Good luck with your endeavour

Timesaver · July 14, 2018, 11:25am

My favorite statistics book is:
https://www.amazon.com/Statistical-Atmospheric-Sciences-International-Geophysics/dp/0123850223/ref=mp_s_a_1_1?ie=UTF8&qid=1531572795&sr=8-1&pi=AC_SX236_SY340_FMwebp_QL65&keywords=statistical+methods+in+atmospheric+sciences&dpPl=1&dpID=61yHXsnRkuL&ref=plSrch
There are no R programs available but you can always google the method for an implementation in R.

Moreover, the following books include R codes along with short descriptions of the statistical methods:

R Cookbook: Proven Recipes for Data Analysis, Statistics, and Graphics (O'reilly Cookbooks)
Paul Teetor
R in Action: Data Analysis and Graphics with R Second Edition
Robert Kabacoff
The Book of R: A First Course in Programming and Statistics 1st Edition
Tilman M. Davies

bragks · July 15, 2018, 7:46am

Thank you all - this community is awesome!

I've come to realise that what I consider the Z part of statistics is actually pretty simple stuff for some people considering the content in some of the recommended books...

I totally agree with you, @Leon! The obvious choice would be a solid introductory course at my university, however, they're pretty determined to teach statistics using SPSS or STATA, and I'm dead set on learing R.

I think I'll give Statistics with R Specialization at Coursera a go, it looks like a good place to start. One question though: does anyone know if the course is self paced? I'm doing most of this on my spare time after work (with two kids), not sure if I'll be able to keep up with the 5-7 h/week every single week.

On a side note, Practical Statistics for Data Scientists 50 Essential Concepts recommended by @Mark6 is pretty damn close to what I was looking for..

Mark6 · July 15, 2018, 9:47am

Hopefully the book is useful to you!

I feel your pain on:

they're pretty determined to teach statistics using SPSS or STATA

Probably a discussion for elsewhere, but I often wonder why universities seem to have a strong disposition for Stata, SPSS or EViews, but industry and personal projects use R or Python. I used, and was taught, the former in university but have never used them since - but have had to use R and Python in the workforce.

gueyenono · July 17, 2018, 6:50pm

The tidyverse is a set of packages with an underlying paradigm for analyzing data. It isn't inherently a system to do statistics! That is to say that you should not expect tidyverse functions to perform statistical operations for you.
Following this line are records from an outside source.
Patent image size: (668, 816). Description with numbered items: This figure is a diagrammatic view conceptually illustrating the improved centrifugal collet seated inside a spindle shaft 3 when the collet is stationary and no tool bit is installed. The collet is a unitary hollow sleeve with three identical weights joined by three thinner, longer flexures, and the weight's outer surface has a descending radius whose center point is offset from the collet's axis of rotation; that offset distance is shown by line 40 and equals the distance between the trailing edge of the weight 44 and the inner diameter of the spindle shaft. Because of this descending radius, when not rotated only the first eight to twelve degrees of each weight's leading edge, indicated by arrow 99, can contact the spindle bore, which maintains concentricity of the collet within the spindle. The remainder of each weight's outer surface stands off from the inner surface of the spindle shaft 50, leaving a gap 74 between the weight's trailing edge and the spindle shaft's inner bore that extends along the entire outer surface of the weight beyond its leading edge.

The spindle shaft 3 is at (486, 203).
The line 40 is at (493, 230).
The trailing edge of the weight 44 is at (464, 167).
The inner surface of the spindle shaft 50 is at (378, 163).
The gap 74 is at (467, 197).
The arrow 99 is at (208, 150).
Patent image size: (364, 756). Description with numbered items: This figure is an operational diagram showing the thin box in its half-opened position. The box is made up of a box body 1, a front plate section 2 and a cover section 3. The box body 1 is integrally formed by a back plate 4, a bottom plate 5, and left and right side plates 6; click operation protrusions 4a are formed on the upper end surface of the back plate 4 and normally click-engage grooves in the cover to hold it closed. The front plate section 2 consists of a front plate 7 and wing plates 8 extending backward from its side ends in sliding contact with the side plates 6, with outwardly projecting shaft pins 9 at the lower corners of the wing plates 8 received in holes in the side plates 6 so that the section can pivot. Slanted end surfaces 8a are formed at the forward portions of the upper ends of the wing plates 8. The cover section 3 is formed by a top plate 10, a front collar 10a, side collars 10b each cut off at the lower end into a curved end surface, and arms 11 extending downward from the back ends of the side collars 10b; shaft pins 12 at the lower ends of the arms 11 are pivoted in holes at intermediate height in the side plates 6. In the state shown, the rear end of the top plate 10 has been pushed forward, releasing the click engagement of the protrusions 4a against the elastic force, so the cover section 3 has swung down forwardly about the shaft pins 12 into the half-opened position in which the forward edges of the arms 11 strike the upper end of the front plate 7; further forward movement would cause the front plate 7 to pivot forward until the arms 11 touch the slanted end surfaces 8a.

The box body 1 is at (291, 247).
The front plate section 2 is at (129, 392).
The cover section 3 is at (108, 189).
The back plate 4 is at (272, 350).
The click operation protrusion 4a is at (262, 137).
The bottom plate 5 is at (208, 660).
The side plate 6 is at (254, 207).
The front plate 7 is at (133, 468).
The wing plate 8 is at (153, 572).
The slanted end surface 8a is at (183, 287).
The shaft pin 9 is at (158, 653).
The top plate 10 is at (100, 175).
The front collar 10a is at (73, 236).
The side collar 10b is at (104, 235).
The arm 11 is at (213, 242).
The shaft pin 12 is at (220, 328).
That being said, you can definitely use it in conjunction with statistical packages/functions you learn outside it.

I highly recommend you pick ModernDive back up (or any Statistics with R book really) and finish up R for Data Science. Your understanding of the material from both books will allow you to integrate your stats in a tidyverse workflow (especially with functional programming using the {purrr} package). Being able to do that is good practice from what you will have learned.

This advice is given from personal experience. I am currently reading a book on state-space models and am rewriting the book's R code to align with a tidyverse workflow.

I wish you the best!

dan_fahey · July 19, 2018, 3:53pm

I would really recommend Richard McElreath's Statistical Rethinking A Bayesian Course with Examples in R and Stan. He's also put up lectures covering the book on YouTube.

brianstamper · July 20, 2018, 4:19pm

I want to second the recommendation about https://www.r-bloggers.com/, I have learned a lot of things that I didn't even know were something that I wanted to learn just by browsing posts there. (Now if only I could find the time to actually start contributing posts...)

brshallo · July 21, 2018, 10:52pm

I'm excited to see what 'tidy modeling' approaches might be on the horizon with Max Kuhn now at RStudio: https://www.rstudio.com/resources/videos/modeling-in-the-tidyverse/ .

imjtrial · July 31, 2018, 4:22am

How is your progress and any update from your searching?

There is no book about Statistics in Tidyverse so I also raised a new topic asking what's missing and how to connect the rest of R to enhanced the Tidyverse approach in learning Statistics.

raydai · July 31, 2018, 4:34am

All of the replies are awesome! I want to recommend Rstudio cheat sheet, it is handy for new R user. Any modeling, data manipulation, and data cleaning are the most time-consuming work if you are not familiar with these hands-on tools.